Antonio de Pádua Almeida, do Projeto Tamar, nem tenta ser diplomático ao falar da região onde ele e seus colegas identificaram duas novas espécies de anfíbios.
“Chamar a área de degradada é pouco. Os cenários são desoladores. Quilômetros de pastagem sem uma única árvore”, afirma ele, referindo-se a um trecho da zona rural de Mucurici (ES).
Mesmo assim, Almeida e dois outros pesquisadores conseguiram identificar o Sphaenorhynchus botocudo e o Sphaenorhynchus mirim, ambos cantando na vegetação de uma lagoa.
Especialistas em anfíbios andam mostrando que o município capixaba não é exceção. Embora a mata atlântica tenha sido reduzida a apenas 7% de sua área original, sendo oficialmente o bioma mais sofrido do país, as descobertas de novas espécies continuam acontecendo nos lugares mais improváveis e até têm se intensificado.
Um dos levantamentos mais recentes, divulgado em março deste ano pela Sociedade Brasileira de Herpetologia (que reúne especialistas em anfíbios e répteis), mostra que o país pulou de 751 espécies de anfíbios para 875 espécies de 2004 para cá.
O Brasil já é o campeão mundial de diversidade do grupo. Centenas desses animais são endêmicos da mata atlântica.
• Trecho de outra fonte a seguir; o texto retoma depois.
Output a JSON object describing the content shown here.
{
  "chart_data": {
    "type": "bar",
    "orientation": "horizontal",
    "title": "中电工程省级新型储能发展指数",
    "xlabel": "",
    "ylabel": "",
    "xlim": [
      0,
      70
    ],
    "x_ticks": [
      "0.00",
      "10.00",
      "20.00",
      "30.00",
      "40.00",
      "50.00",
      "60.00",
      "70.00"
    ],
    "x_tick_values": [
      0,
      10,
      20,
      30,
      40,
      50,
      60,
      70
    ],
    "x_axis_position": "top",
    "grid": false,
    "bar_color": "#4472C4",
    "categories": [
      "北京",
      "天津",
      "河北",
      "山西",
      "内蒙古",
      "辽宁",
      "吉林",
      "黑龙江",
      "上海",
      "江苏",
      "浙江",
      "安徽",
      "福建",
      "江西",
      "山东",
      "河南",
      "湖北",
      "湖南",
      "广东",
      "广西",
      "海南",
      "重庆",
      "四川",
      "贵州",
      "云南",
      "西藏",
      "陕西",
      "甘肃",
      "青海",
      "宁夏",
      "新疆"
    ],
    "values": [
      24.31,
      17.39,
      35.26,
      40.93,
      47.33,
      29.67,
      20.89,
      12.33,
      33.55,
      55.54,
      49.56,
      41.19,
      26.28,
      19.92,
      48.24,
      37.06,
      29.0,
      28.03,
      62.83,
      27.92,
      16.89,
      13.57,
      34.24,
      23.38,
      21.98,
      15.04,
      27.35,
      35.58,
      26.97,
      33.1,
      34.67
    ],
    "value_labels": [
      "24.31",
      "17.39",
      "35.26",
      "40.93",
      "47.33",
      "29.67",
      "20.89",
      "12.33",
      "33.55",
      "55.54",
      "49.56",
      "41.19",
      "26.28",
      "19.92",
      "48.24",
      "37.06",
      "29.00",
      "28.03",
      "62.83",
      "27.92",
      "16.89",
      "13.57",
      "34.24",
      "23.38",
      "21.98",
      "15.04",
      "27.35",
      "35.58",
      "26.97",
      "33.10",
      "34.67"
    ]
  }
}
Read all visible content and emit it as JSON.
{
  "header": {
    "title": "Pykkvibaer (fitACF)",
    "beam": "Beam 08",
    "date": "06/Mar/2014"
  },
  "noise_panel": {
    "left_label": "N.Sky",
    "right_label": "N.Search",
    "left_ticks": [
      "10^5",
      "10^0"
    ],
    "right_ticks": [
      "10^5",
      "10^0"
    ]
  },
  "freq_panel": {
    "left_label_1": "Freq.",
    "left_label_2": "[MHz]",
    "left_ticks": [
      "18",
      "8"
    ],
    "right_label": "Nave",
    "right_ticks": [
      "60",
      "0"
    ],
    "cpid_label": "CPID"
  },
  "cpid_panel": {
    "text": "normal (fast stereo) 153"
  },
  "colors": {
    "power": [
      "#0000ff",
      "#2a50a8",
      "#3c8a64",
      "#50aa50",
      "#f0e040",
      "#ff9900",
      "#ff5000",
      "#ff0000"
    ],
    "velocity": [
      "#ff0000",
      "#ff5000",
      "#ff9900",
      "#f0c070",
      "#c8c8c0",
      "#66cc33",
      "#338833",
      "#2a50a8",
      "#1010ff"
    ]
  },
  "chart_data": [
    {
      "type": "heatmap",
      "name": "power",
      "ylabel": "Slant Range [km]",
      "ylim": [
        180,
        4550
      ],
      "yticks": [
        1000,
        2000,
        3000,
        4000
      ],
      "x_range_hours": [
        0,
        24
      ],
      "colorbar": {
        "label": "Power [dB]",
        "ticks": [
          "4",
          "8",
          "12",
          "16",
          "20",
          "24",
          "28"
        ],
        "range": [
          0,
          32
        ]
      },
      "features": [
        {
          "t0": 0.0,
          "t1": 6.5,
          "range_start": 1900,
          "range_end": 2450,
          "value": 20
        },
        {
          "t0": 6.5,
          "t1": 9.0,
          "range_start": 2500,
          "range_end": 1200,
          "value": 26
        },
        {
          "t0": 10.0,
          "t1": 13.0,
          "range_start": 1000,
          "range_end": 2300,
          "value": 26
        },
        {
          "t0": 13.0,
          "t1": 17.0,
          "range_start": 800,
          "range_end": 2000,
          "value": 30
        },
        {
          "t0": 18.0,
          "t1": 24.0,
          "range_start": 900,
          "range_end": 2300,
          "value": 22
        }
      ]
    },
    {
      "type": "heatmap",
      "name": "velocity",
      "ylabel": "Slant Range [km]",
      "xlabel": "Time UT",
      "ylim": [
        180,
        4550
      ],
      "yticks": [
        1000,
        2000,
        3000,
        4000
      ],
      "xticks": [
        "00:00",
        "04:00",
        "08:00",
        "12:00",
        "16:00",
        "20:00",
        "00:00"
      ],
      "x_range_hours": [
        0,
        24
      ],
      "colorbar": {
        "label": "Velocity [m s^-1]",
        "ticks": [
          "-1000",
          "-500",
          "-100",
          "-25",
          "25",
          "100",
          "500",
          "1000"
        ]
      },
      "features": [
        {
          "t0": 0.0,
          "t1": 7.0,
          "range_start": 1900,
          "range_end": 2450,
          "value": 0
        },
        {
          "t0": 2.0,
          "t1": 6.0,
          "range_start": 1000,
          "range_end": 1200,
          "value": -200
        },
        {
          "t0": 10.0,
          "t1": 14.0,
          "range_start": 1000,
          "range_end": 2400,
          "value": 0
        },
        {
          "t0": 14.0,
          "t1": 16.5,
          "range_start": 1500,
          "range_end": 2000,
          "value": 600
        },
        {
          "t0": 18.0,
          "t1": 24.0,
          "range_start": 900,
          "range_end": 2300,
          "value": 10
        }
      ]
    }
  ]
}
Isso significa que eles só existem ali, e em nenhum outro lugar do mundo.
No limite
Os sapinhos do gênero Brachycephalus talvez sejam um dos exemplos mais emblemáticos do endemismo que ainda caracteriza a mata.
Uma equipe integrada pelo biólogo Célio Haddad, do Departamento de Zoologia da Unesp (Universidade Estadual Paulista) de Rio Claro, descreveu recentemente o Brachycephalus pitanga, de pouco mais de um centímetro e caracterizado pela cor vermelho-alaranjada da fruta de mesmo nome.
Haddad e colegas, aliás, já estão com outra espécie nova do gênero na manga.
O especialista explica por que a Fapesp (Fundação de Amparo à Pesquisa do Estado de São Paulo) está financiando o estudo dos bichinhos: eles ajudam a entender como surgem as espécies de anfíbios em ambientes de altitude elevada.
“Várias espécies de Brachycephalus vêm sofrendo perdas de habitat por desmatamento e deverão enfrentar sérios problemas com as mudanças climáticas”, explica ele. É comum que eles estejam restritos a áreas com elevação entre 900 m e 1.100 m, associadas a matas nebulares nas quais nuvens baixas e bruma recobrem a floresta com sequência.
Para esses bichos, é como se cada pico fosse uma ilha, que isolou as populações deles no passado (já que, em ambientes mais baixos e sem nuvens, eles não sobreviveriam) e levou ao surgimento de novas espécies.
“O aumento de temperatura, previsto para as próximas décadas, deverá empurrar as nuvens para cima. Em diversos locais, particularmente na região Sul do Brasil, a previsão é que as matas nebulares desapareçam, e com elas desaparecerão as espécies endêmicas de Brachycephalus”, diz Haddad.
Se o sumiço se confirmar, perdem-se, entre outras coisas, alguns dos poucos anfíbios que trocam a noite pelo dia. Mais de 90% das espécies desses bichos são noturnas, porque precisam conservar a umidade da pele, que os ajuda na respiração debaixo da luz solar, a pele resseca mais fácil.
Mas, como os sapinhos Brachycephalus vivem num ambiente super-úmido, podem se dar ao luxo de ter hábitos diurnos, em meio a folhas caídas no chão da floresta ou na beira de riachos.
Ninguém sabe muito bem para que servem as estranhas ossificações na pele dos sapinhos. “Alguns falam em proteção, mas isso não foi demonstrado. Elas são comuns em espécies miniaturizadas, mas também ocorrem no sapo-intanha, que chega a 20 cm. Ou seja, essas estruturas ósseas na pele estão aparecendo nos extremos de tamanho”, diz Haddad.
O declínio de anfíbios, um fenômeno mundial, tem causas múltiplas. Além da perda de habitat e das mudanças climáticas, os bichos são particularmente vulneráveis a doenças infecciosas e também à poluição excessiva.
Esses bichos desempenham papel ecológico importante, controlando a população de insetos. E representam uma promessa biomédica também, explica Haddad.